FORT WASHINGTON, Md. - Police in Prince George's County have taken a 13-year-old student into custody for being in possession of a gun at school.
The incident was reported Tuesday morning – just two days before summer break – at Isaac J. Gourdine Middle School in Fort Washington.
Gourdine Middle School went into lockdown as police rushed to the school and began searching for the 13-year-old. Authorities were searching in what was described to be an 8th-grade basement area, according to police radio communication.
Police didn’t release a photo but tell FOX 5 that the teen was found with a fully-loaded ghost gun in their waistband.
A source describes the gun as a P80 semi-automatic handgun loaded with 17 bullets — one of them in the chamber.
States Attorney Aisha Braveboy’s office is waiting to learn whether the 13-year-old will be held on multiple charges, that police say include having a dangerous weapon on school property.

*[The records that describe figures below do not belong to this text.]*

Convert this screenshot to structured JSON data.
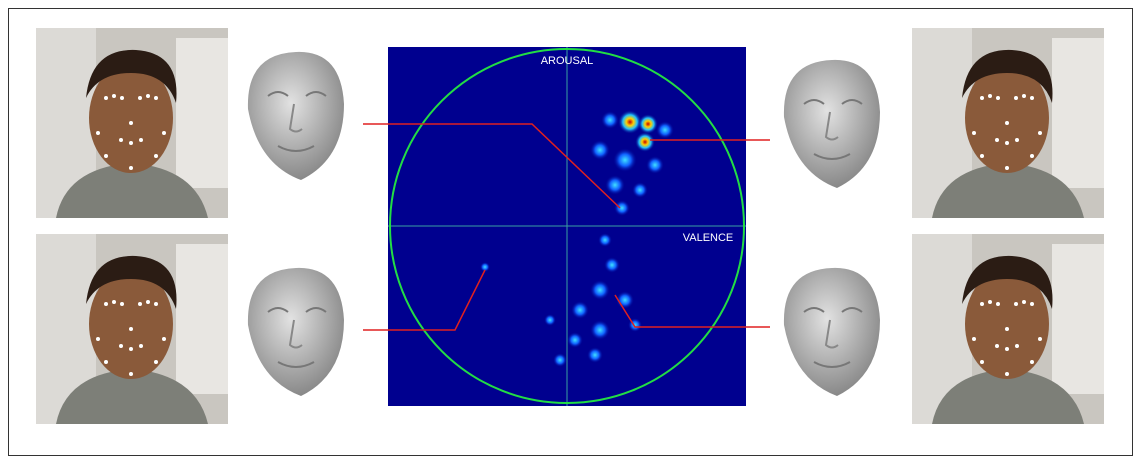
{
  "labels": {
    "arousal": "AROUSAL",
    "valence": "VALENCE"
  }
}
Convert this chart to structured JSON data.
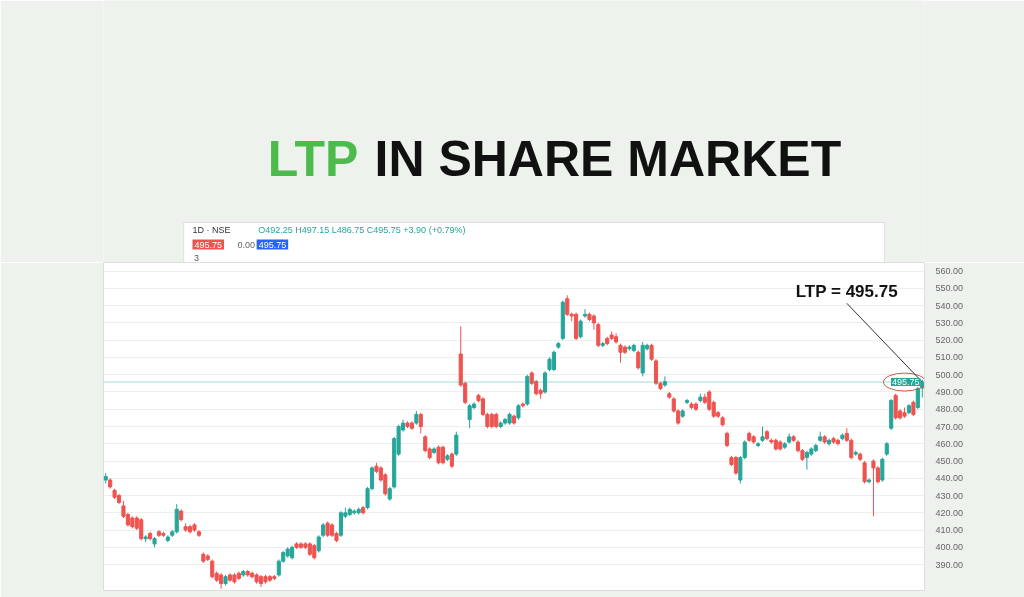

"Guns kill. And there is no reason for a 13-year-old or any student to possess a gun and to bring it into a school building," she told FOX 5. "It will be treated seriously."
Police say they have recovered three ghost guns at Isaac J. Gourdine Middle School this school year.

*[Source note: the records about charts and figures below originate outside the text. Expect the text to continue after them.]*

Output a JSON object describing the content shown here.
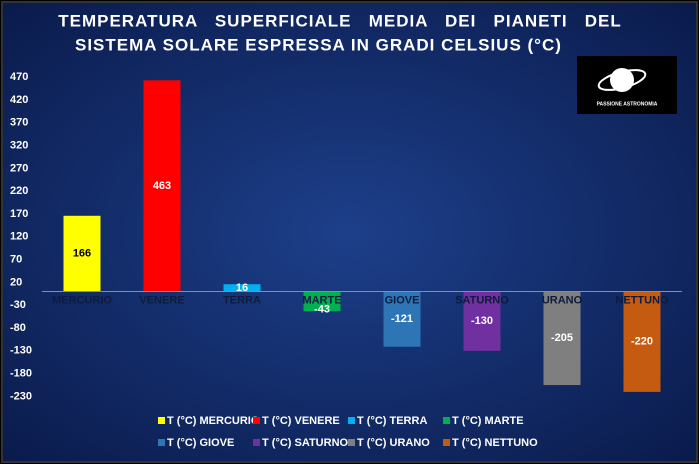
{
  "chart_data": {
    "type": "bar",
    "title": [
      "TEMPERATURA   SUPERFICIALE   MEDIA   DEI   PIANETI   DEL",
      "SISTEMA SOLARE ESPRESSA IN GRADI CELSIUS (°C)"
    ],
    "logo_text": "PASSIONE ASTRONOMIA",
    "categories": [
      "MERCURIO",
      "VENERE",
      "TERRA",
      "MARTE",
      "GIOVE",
      "SATURNO",
      "URANO",
      "NETTUNO"
    ],
    "values": [
      166,
      463,
      16,
      -43,
      -121,
      -130,
      -205,
      -220
    ],
    "colors": [
      "#ffff00",
      "#ff0000",
      "#00b0f0",
      "#00b050",
      "#2e75b6",
      "#7030a0",
      "#7f7f7f",
      "#c55a11"
    ],
    "legend": [
      "T (°C) MERCURIO",
      "T (°C) VENERE",
      "T (°C) TERRA",
      "T (°C) MARTE",
      "T (°C) GIOVE",
      "T (°C) SATURNO",
      "T (°C) URANO",
      "T (°C) NETTUNO"
    ],
    "ylim": [
      -240,
      490
    ],
    "yticks": [
      -230,
      -180,
      -130,
      -80,
      -30,
      20,
      70,
      120,
      170,
      220,
      270,
      320,
      370,
      420,
      470
    ],
    "grid": false
  }
}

Both the states attorney and police chief say the student who told an adult about his armed classmate should be commended.

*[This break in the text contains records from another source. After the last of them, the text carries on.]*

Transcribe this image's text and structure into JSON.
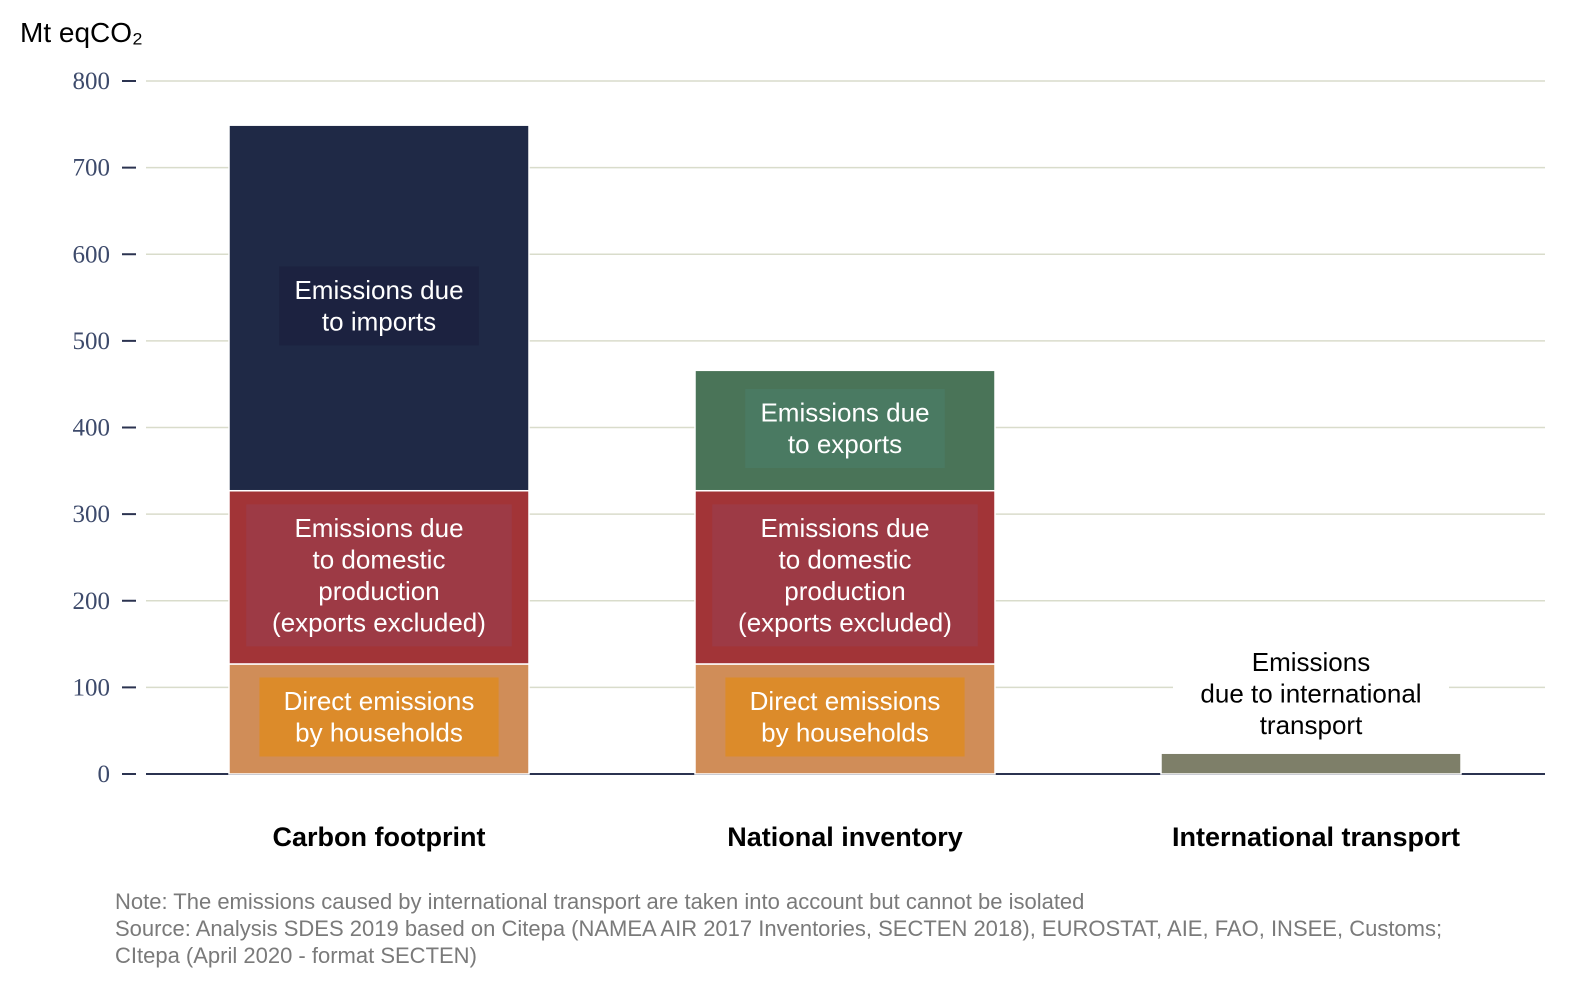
{
  "chart_data": {
    "type": "bar",
    "stacked": true,
    "ylabel": "Mt eqCO₂",
    "ylim": [
      0,
      800
    ],
    "yticks": [
      0,
      100,
      200,
      300,
      400,
      500,
      600,
      700,
      800
    ],
    "grid": true,
    "categories": [
      "Carbon footprint",
      "National inventory",
      "International transport"
    ],
    "series": [
      {
        "name": "Direct emissions by households",
        "color": "#d08d58",
        "label_box_color": "#dc8b2a",
        "values": [
          127,
          127,
          0
        ]
      },
      {
        "name": "Emissions due to domestic production (exports excluded)",
        "color": "#a23437",
        "label_box_color": "#9d3a45",
        "values": [
          200,
          200,
          0
        ]
      },
      {
        "name": "Emissions due to imports",
        "color": "#1f2946",
        "label_box_color": "#1c2240",
        "values": [
          422,
          0,
          0
        ]
      },
      {
        "name": "Emissions due to exports",
        "color": "#4a7458",
        "label_box_color": "#4a7a62",
        "values": [
          0,
          139,
          0
        ]
      },
      {
        "name": "Emissions due to international transport",
        "color": "#7e7f69",
        "label_box_color": "",
        "values": [
          0,
          0,
          24
        ]
      }
    ],
    "segment_labels": [
      {
        "category": 0,
        "series": 0,
        "lines": [
          "Direct emissions",
          "by households"
        ]
      },
      {
        "category": 0,
        "series": 1,
        "lines": [
          "Emissions due",
          "to domestic",
          "production",
          "(exports excluded)"
        ]
      },
      {
        "category": 0,
        "series": 2,
        "lines": [
          "Emissions due",
          "to imports"
        ]
      },
      {
        "category": 1,
        "series": 0,
        "lines": [
          "Direct emissions",
          "by households"
        ]
      },
      {
        "category": 1,
        "series": 1,
        "lines": [
          "Emissions due",
          "to domestic",
          "production",
          "(exports excluded)"
        ]
      },
      {
        "category": 1,
        "series": 3,
        "lines": [
          "Emissions due",
          "to exports"
        ]
      }
    ],
    "annotation": {
      "category": 2,
      "lines": [
        "Emissions",
        "due to international",
        "transport"
      ]
    },
    "colors": {
      "grid": "#d9dccb",
      "axis": "#2b3350",
      "tick_text": "#3d4a6b",
      "note_text": "#7a7a7a"
    }
  },
  "notes": {
    "note": "Note: The emissions caused by international transport are taken into account but cannot be isolated",
    "source_line1": "Source: Analysis SDES 2019 based on Citepa (NAMEA AIR 2017 Inventories, SECTEN 2018), EUROSTAT, AIE, FAO, INSEE, Customs;",
    "source_line2": "CItepa (April 2020 - format SECTEN)"
  }
}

Authorities say no one was injured. The incident is now under investigation.
Prince George's County Executive Angela Alsobrooks released this statement following the incident:
"The student who alerted trusted adults about what they observed this morning is to be commended for speaking up. It’s absolutely unacceptable that a child would even have access to a gun. The government is doing everything it can to keep our children engaged; we have provided summer jobs to every young person who applied, we have the Alsobrooks Summer Passport program starting, and we have programs available through M-NCPPC. The government is working to provide resources but I also believe that it’s critical our parents step up. Parents should know where their children are and what they’re doing. As we experience children committing a bulk of the violent crimes we see, we need the whole community to step up and help to support these youth."